UPDATE: Text messages construed to be leading to sex [sexting] will be defined as porn and attract punishment says porn committee leader
— Mujuni Raymond (@qataharraymond) September 6, 2017
This tweet was one of the first to announce the new ban on sexting by the Ugandan government. The new sexting ban (yes, we know it is as ridiculous as it sounds), sees the Ugandan government threatening to force telecommunication networks in the country to grant them access to the text messages shared by subscribers and all text messages shared between users scrutinised for an explicit content, which can then be construed as ‘sexting’ or ‘pornography’.
A Ugandan professor Dr. Annette Kzeaambu has been announced as the head of a national Porn Committee that is supposed to oversee the sexting ban and punish defaulters. The committee has already purportedly purchased an $88,0000 ‘machine’ to help them spy on Ugandan citizens and single out defaulters.
Keep in mind that this is Uganda, a country where corruption reigns, education facilities have remained terrible and the public healthcare system can’t save its sick. It was reported that the day before the porn committee was inaugurated, there was a Rotary Cancer run to collect funds to buy a radiotherapy machine for a Kampala-based hospital.
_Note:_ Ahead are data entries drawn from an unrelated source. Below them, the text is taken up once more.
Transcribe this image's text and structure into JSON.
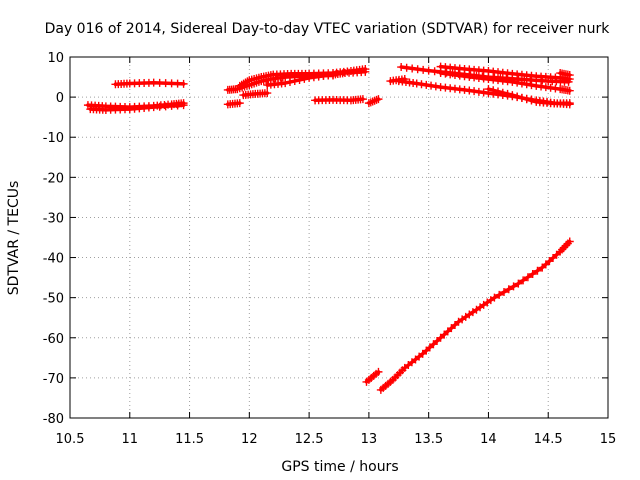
{
  "chart_data": {
    "type": "scatter",
    "title": "Day 016 of 2014, Sidereal Day-to-day VTEC variation (SDTVAR) for receiver nurk",
    "xlabel": "GPS time / hours",
    "ylabel": "SDTVAR / TECUs",
    "xlim": [
      10.5,
      15
    ],
    "ylim": [
      -80,
      10
    ],
    "xticks": [
      "10.5",
      "11",
      "11.5",
      "12",
      "12.5",
      "13",
      "13.5",
      "14",
      "14.5",
      "15"
    ],
    "yticks": [
      "10",
      "0",
      "-10",
      "-20",
      "-30",
      "-40",
      "-50",
      "-60",
      "-70",
      "-80"
    ],
    "grid": true,
    "color": "#ff0000",
    "series": [
      {
        "x": [
          10.65,
          10.8,
          11.0,
          11.2,
          11.35,
          11.45
        ],
        "y": [
          -2.0,
          -2.3,
          -2.5,
          -2.2,
          -1.8,
          -1.5
        ]
      },
      {
        "x": [
          10.67,
          10.8,
          11.0,
          11.2,
          11.45
        ],
        "y": [
          -3.0,
          -3.2,
          -3.0,
          -2.5,
          -2.0
        ]
      },
      {
        "x": [
          10.88,
          11.0,
          11.2,
          11.45
        ],
        "y": [
          3.2,
          3.4,
          3.6,
          3.3
        ]
      },
      {
        "x": [
          11.82,
          11.92
        ],
        "y": [
          -1.8,
          -1.5
        ]
      },
      {
        "x": [
          11.82,
          11.9,
          12.0,
          12.1,
          12.2,
          12.3,
          12.5,
          12.7
        ],
        "y": [
          1.8,
          2.0,
          3.0,
          4.0,
          4.6,
          5.0,
          5.3,
          5.4
        ]
      },
      {
        "x": [
          11.92,
          12.0,
          12.1,
          12.2,
          12.35,
          12.5,
          12.7,
          12.85,
          12.97
        ],
        "y": [
          2.8,
          4.2,
          5.0,
          5.6,
          5.8,
          5.8,
          6.0,
          6.5,
          7.0
        ]
      },
      {
        "x": [
          11.95,
          12.05,
          12.15
        ],
        "y": [
          0.5,
          0.8,
          1.0
        ]
      },
      {
        "x": [
          12.15,
          12.3,
          12.5,
          12.7,
          12.8,
          12.97
        ],
        "y": [
          3.0,
          3.5,
          4.8,
          5.6,
          6.0,
          6.3
        ]
      },
      {
        "x": [
          12.55,
          12.7,
          12.85,
          12.95
        ],
        "y": [
          -0.8,
          -0.7,
          -0.8,
          -0.5
        ]
      },
      {
        "x": [
          13.0,
          13.08
        ],
        "y": [
          -1.5,
          -0.5
        ]
      },
      {
        "x": [
          13.18,
          13.3
        ],
        "y": [
          4.0,
          4.5
        ]
      },
      {
        "x": [
          13.27,
          13.5,
          13.75,
          14.0,
          14.25,
          14.5,
          14.67
        ],
        "y": [
          7.5,
          6.6,
          5.8,
          5.0,
          4.5,
          4.0,
          3.8
        ]
      },
      {
        "x": [
          13.6,
          13.8,
          14.0,
          14.2,
          14.4,
          14.6,
          14.68
        ],
        "y": [
          7.6,
          7.0,
          6.5,
          5.8,
          5.2,
          4.8,
          4.5
        ]
      },
      {
        "x": [
          13.25,
          13.4,
          13.6,
          13.8,
          14.0,
          14.2,
          14.4,
          14.55,
          14.68
        ],
        "y": [
          4.0,
          3.4,
          2.5,
          1.8,
          1.0,
          0.2,
          -0.8,
          -1.5,
          -1.8
        ]
      },
      {
        "x": [
          13.6,
          13.8,
          14.0,
          14.2,
          14.4,
          14.6,
          14.68
        ],
        "y": [
          6.0,
          5.2,
          4.5,
          3.8,
          2.8,
          2.0,
          1.6
        ]
      },
      {
        "x": [
          14.0,
          14.2,
          14.4,
          14.55,
          14.68
        ],
        "y": [
          2.0,
          0.5,
          -1.2,
          -1.6,
          -1.5
        ]
      },
      {
        "x": [
          14.6,
          14.68
        ],
        "y": [
          6.0,
          5.5
        ]
      },
      {
        "x": [
          12.98,
          13.08
        ],
        "y": [
          -71.0,
          -68.5
        ]
      },
      {
        "x": [
          13.1,
          13.2,
          13.3,
          13.45,
          13.6,
          13.75,
          13.9,
          14.05,
          14.25,
          14.45,
          14.6,
          14.68
        ],
        "y": [
          -73.0,
          -70.5,
          -67.5,
          -64.0,
          -60.0,
          -56.0,
          -53.0,
          -50.0,
          -46.5,
          -42.5,
          -38.5,
          -36.0
        ]
      }
    ]
  }
}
The country apparently has had no radiotherapy machine since the only one broke down last year.
This is the latest ban in a series of Ugandan hard knocks on the sexual freedoms of its citizens. It follows bans on miniskirts, pornography and homosexuality.
How did things spiral this far in Uganda and why isn’t anyone saying anything?
The Ugandan government under long time dictator, Yoweri Museveni has increasingly fallen out of favour with the West because of a 2005 constitutional amendment that removed presidential term limits and allows Museveni to continue to rule ad-infinitum.
As Museveni lost the support of Western financiers he found one enduring backer, American based Christian fundamentalist group, The Fellowship, which considers Museveni their ‘Key Man in Africa’.
In exchange for access to the Fellowship’s vast and untaxed funds, Museveni has allowed the group spread its fundamentalist and often violent doctrines in Uganda, often codifying them in the countries laws. The brutal laws passed against LGBT persons was a direct influence of The Fellowship’s policies in Uganda, as well as the continued dependence and exultation of religion in government spaces. It has also allowed figures like famous pastor Martin Ssempa – who has been convicted of trying to frame a fellow pastor with false accusations of homosexuality – operate freely in Uganda.
The Christian evangelical non-profits of Uganda make up one fifth of the country’s NGO’s and are worth at least $4 Billion by modest estimates. With that kind of money and influence and Museveni himself personally endorsing these organisations, something drastic needs to happen by way of policy. Otherwise, we will only see more of these ridiculousness occur in modern day Uganda.
For now, we wait to see how the new sexting law will be implemented in a country where everyone is now hip to encryption.